I'm better than my wife
There is no one I can tell this to. My wife isn't good enough for me and I wish I could leave her to find someone better.
She's a selfish little b****; she only cares about herself. Most nights we do whatever inane and simple things she wants to make her happy. I take an interest in her life, I listen to her childish complaints about work, we watch whatever TV show our movie she wants, our go out, or play board games. I basically just honestly want her to be happy. Even if it's not something I enjoy I do it.
I'm great in bed; I know her body very well and I know how to make sure she enjoys it. She's always been satisfied with our s** lives, we f*** two or three times a week and she chums five or six times. She doesn't contribute much though and I usually need to picture another woman or my wife being a f****** s*** to c** a second time. I think overall I'm a good husband, I make sure she is happy and has a good life.
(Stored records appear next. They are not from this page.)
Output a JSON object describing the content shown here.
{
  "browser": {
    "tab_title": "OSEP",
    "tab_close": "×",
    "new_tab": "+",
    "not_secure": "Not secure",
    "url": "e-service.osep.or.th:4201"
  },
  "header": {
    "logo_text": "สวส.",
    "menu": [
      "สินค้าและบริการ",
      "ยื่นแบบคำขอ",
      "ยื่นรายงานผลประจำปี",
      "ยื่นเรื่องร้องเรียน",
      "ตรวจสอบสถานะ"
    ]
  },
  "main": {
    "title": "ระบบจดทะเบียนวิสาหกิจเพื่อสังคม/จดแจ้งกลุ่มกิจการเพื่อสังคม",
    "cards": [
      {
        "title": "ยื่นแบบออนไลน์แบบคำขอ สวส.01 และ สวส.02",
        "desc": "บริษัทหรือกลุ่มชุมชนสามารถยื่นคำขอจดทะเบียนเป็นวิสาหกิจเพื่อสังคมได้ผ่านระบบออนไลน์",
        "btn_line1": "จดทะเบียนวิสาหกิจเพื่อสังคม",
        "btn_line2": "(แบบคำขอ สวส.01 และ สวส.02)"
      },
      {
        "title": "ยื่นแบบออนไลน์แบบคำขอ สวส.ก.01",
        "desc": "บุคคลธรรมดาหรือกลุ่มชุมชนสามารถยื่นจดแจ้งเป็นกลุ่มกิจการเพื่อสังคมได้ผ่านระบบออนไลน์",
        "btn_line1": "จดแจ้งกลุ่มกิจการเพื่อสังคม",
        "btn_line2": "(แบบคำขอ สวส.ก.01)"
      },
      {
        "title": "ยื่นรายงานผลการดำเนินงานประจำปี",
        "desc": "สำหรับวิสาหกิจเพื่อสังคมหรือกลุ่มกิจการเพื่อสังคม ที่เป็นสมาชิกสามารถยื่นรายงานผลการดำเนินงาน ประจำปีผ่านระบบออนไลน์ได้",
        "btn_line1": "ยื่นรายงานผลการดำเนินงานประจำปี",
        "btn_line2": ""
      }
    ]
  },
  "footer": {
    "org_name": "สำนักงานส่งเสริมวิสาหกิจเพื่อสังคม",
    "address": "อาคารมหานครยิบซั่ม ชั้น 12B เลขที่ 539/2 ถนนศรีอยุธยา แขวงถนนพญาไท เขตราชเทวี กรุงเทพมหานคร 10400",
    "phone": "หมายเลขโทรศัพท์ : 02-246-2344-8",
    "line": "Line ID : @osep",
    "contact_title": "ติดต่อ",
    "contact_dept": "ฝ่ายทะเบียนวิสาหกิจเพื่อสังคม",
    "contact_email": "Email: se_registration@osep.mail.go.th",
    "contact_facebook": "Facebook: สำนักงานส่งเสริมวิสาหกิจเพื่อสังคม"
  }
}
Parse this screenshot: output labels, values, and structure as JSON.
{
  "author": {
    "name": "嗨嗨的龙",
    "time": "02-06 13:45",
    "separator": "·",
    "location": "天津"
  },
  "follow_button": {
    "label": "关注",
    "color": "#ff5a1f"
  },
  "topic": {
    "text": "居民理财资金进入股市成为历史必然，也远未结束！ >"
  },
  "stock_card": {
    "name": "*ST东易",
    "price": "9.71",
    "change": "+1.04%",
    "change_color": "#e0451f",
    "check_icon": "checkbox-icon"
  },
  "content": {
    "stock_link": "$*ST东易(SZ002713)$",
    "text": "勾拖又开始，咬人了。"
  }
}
But she doesn't deserve me. The things I ask for get dismissed. If we both want something then her wants trump my own. I wish I had a woman who could put pleasing me first. I wish I had someone who treated me as well as I treat her. I wish I believed in divorce because being alone would be preferable to being ignored.
She knows what I want and she doesn't give two s****. I wish I had never married her. I don't want to hurt her, she isn't malicious, I just deserve better than what she is capable of being.